Fray Manuel Yangües se dedicó a estudiar la lengua cumanagota, propia de los indios americanos del Piritu, en Venezuela. Nació en Guadalajara, en 1630. Era hijo de Diego de Yangües, relator del Consejo del Duque del Infantado. Muy joven entró de clérigo en la Orden de San Francisco, yendo primeramente al convento de la villa de Madrid, pero en 1660, partió con otros compañeros a misionar entre los indios del Piritu, en América. Nada más llegar, inició el estudio concienzudo de la lengua de estos pueblos, publicando después unos interesantes tratados sobre la misma, que han llegado a ser un ejemplo del modo de estudiar, en los primeros momentos de la colonización, las lenguas indígenas. Actuó como comisario apostólico en algunas zonas de nueva población, como Cumaná, Nueva Barcelona y Caracas. En el convento franciscano de esta ciudad murió, en 1676. Pocos años después se llegaron a hacer informaciones acerca de su ejemplar vida, de sus virtudes y de algunos pretendidos milagros.

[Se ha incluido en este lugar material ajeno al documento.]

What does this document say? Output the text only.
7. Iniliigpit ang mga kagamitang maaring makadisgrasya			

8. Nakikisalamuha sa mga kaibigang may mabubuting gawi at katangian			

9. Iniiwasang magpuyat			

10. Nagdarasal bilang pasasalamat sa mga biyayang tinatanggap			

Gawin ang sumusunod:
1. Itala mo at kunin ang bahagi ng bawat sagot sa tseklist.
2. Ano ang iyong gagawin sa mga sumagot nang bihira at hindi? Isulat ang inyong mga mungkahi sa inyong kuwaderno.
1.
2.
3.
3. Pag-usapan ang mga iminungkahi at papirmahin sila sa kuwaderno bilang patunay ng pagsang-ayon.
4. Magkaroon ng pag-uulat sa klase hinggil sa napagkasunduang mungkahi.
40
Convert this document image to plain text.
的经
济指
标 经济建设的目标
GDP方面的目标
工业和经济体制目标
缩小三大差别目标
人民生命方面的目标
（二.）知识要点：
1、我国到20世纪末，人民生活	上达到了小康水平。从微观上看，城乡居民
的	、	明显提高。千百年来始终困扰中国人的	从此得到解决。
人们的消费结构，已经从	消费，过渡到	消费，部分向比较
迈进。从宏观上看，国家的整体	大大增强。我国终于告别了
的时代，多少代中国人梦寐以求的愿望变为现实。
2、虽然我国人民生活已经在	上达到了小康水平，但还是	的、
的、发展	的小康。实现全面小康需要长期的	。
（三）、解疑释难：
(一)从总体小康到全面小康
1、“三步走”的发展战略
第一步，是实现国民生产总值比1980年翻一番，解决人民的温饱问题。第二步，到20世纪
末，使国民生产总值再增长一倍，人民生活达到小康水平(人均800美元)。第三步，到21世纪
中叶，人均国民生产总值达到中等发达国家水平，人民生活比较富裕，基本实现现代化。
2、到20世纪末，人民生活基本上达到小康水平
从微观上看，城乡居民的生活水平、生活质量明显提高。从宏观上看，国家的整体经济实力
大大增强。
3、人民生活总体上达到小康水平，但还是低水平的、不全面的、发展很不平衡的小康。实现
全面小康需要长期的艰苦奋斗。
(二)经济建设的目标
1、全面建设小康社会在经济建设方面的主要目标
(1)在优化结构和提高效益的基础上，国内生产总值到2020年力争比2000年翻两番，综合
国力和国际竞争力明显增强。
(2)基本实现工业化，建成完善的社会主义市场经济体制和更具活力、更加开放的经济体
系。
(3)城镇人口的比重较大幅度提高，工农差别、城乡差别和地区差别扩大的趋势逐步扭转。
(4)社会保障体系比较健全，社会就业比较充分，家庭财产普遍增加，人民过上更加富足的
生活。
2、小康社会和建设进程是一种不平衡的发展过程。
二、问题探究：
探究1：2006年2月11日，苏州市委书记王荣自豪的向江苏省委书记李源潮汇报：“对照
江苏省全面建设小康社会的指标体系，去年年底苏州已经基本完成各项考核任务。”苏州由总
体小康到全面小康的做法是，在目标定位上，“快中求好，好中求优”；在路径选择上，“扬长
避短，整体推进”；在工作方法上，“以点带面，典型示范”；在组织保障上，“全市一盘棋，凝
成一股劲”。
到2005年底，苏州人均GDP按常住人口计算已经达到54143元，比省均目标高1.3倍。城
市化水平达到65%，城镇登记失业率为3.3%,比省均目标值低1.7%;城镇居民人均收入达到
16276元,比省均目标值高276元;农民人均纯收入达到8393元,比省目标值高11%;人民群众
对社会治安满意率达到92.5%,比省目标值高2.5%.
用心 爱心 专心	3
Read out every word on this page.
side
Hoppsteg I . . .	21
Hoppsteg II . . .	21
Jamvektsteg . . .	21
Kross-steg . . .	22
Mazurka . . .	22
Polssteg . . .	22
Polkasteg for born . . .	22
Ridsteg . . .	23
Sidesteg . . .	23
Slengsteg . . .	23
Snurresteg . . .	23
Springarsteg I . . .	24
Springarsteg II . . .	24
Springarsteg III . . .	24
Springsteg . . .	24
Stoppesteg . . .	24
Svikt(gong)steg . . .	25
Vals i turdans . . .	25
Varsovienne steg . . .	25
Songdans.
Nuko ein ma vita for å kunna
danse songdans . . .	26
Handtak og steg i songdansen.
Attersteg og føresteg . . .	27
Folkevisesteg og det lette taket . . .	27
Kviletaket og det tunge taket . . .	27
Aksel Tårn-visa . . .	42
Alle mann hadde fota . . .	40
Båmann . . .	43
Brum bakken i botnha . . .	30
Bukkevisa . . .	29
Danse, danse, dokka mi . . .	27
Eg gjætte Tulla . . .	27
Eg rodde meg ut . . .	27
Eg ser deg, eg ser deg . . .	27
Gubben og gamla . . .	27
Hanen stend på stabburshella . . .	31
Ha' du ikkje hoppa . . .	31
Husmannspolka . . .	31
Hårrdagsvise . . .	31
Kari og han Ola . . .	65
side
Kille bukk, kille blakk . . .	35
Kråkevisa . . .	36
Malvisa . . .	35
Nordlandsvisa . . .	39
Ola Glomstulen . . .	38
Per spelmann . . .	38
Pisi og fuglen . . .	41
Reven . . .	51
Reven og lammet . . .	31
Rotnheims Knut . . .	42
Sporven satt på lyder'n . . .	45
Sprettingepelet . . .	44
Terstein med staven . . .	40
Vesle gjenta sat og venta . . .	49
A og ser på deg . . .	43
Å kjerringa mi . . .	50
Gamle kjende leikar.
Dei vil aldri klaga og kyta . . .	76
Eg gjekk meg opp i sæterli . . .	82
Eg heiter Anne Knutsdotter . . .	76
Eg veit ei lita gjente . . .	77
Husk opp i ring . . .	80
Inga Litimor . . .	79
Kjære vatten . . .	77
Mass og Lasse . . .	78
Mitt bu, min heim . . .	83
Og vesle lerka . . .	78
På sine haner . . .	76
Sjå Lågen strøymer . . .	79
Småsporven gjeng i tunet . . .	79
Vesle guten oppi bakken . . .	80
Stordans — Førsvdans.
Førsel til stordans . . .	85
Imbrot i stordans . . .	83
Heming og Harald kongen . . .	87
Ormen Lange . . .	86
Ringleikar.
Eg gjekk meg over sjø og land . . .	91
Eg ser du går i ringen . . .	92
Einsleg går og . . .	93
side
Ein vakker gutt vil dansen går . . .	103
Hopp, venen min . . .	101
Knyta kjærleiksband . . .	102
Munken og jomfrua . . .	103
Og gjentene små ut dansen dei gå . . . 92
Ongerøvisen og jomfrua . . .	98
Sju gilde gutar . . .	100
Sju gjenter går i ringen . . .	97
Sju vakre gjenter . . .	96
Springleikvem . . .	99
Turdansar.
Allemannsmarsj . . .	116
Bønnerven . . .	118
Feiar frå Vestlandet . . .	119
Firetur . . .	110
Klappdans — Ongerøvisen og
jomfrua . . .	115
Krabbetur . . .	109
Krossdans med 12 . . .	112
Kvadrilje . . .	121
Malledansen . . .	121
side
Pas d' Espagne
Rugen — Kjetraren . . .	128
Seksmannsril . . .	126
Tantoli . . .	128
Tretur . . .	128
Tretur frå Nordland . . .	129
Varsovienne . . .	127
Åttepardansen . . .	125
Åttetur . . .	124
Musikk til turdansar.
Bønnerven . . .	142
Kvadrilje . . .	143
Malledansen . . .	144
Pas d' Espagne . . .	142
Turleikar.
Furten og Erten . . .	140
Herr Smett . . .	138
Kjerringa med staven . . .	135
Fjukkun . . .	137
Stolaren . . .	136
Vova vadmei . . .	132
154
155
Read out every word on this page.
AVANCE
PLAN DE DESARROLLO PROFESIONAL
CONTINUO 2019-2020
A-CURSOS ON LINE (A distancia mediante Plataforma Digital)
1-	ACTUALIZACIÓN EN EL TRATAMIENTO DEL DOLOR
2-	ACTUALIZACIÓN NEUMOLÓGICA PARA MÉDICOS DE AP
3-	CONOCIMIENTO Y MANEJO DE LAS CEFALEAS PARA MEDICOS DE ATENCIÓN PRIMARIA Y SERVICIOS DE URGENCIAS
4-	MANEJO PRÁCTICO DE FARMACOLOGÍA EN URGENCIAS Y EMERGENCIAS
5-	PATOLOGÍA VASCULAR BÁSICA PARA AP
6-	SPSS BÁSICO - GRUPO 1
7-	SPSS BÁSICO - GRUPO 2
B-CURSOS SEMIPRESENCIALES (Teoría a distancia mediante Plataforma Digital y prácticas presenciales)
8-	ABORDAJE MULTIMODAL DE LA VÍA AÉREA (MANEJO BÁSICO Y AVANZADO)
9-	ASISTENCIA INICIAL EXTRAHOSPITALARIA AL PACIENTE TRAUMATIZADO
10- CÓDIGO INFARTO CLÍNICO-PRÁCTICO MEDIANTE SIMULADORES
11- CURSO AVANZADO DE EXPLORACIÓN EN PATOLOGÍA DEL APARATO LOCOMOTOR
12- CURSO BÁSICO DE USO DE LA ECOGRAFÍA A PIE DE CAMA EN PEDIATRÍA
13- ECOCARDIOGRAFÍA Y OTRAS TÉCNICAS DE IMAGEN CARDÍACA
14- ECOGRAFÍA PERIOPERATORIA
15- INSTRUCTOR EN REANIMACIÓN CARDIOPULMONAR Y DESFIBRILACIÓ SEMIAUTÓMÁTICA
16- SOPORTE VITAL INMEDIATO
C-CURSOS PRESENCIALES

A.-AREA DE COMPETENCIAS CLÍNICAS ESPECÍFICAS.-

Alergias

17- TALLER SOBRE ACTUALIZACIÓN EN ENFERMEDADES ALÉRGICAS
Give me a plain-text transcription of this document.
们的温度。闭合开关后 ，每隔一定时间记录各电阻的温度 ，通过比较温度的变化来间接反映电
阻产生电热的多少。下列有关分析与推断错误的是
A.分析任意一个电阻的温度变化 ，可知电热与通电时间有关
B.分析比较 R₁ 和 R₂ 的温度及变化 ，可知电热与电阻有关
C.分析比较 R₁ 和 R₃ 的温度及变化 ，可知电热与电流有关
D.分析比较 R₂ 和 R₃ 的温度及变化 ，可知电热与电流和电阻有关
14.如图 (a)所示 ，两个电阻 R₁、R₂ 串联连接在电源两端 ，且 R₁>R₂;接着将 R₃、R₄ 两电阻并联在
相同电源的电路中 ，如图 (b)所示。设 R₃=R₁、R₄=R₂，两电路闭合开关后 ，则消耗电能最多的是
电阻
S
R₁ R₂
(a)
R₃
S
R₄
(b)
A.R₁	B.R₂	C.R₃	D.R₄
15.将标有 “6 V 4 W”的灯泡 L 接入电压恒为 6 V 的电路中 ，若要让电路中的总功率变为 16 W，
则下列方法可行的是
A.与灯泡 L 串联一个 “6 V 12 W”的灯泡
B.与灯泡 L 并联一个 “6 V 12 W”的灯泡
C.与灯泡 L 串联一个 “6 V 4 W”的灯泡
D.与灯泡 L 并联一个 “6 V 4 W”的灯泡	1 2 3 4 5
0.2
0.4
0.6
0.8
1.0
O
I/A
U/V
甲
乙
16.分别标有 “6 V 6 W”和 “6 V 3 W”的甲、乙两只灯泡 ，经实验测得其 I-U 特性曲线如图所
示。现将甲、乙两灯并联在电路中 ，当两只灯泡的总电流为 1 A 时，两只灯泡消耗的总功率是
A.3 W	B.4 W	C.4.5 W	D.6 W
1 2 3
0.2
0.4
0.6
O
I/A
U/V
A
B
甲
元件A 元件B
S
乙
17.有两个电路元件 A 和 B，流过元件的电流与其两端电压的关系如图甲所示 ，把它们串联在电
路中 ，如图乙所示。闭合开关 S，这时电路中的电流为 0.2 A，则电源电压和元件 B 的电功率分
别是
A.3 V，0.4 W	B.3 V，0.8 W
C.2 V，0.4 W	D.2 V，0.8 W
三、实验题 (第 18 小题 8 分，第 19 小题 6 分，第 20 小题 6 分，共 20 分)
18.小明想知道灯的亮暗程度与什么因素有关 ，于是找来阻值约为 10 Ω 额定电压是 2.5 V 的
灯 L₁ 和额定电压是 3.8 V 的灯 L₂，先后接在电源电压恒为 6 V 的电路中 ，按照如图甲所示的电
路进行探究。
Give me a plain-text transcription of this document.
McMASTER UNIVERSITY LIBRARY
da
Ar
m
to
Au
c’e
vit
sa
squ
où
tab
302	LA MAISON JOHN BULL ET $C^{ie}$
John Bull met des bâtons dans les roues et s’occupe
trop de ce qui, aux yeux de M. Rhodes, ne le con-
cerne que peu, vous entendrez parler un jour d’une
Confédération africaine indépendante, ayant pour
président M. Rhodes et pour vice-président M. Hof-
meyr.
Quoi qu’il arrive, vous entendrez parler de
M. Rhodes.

El estudio de Yangües, sobre la lengua de los indios Piritus se estructura conforme a un plan similar al trazado por Nebrija para su gramática latina. Y va tomando, una a una, todas las partes del lenguaje indígena, comentando los usos de los pronombres, nombres, adjetivos, verbos, etc., de tal modo que su obra puede considerarse modélica en el conjunto, abundante, de estudios de misioneros sobre lenguas indígenas americanas. La obra de Yangues se completó con un amplio diccionario o vocabulario que elaboró el también franciscano fray Matías Ruiz Blanco, y que se publicó junto con el estudio fundamental. No sólo el tratado de lengua de cumaná debemos a Yangues, sino también algunas obras de creación, y de información, tales unas Poesías al Nacimiento de Cristo, al Santísimo Sacramento, etc., y un Catecismo para uso de aquellos individuos.

Finalmente, Miguel de Urrea debe ser recordado como lingüista, religioso de la compañía de Jesús, misionero en América y estudioso de las lenguas aborígenes de los indios chunchos, en el altiplano boliviano. Nació en la villa de Fuentes de la Alcarria (Guadalajara) hacia 1550. Estudió en la Universidad de Alcalá de Henares, donde alcanzó el grado de bachiller en artes y filosofía el 16 de octubre de 1573, y aun recibió el título de maestro en dicha Facultad en ese mismo año. Destinado por sus superiores jesuitas, se trasladó enseguida a América, y misionó entre los chunchos, teniendo la mala fortuna de que, a pesar de ser muy querido entre ellos, por haber muerto el hijo de un cacique de enfermedad que el clérigo no supo o no pudo dominar, le mataron a traición, siendo su martirio en agosto de 1597, siendo enterrado primeramente en el pueblo de Torapio, y luego llevados sus restos a la iglesia del Colegio de la Compañía en La Paz. De su actuación a lo largo de más de veinte años entre los indios chunchos, fueron producto diversos estudios lingüísticos, recopilación de vocabularios, composición de una gramática de esa lengua, y elaboración de algunas obras pías e informativas, como catecismos, en dicha lengua. Nada de ello se ha conservado, pues al parecer ni siquiera alcanzaron a ser impresos.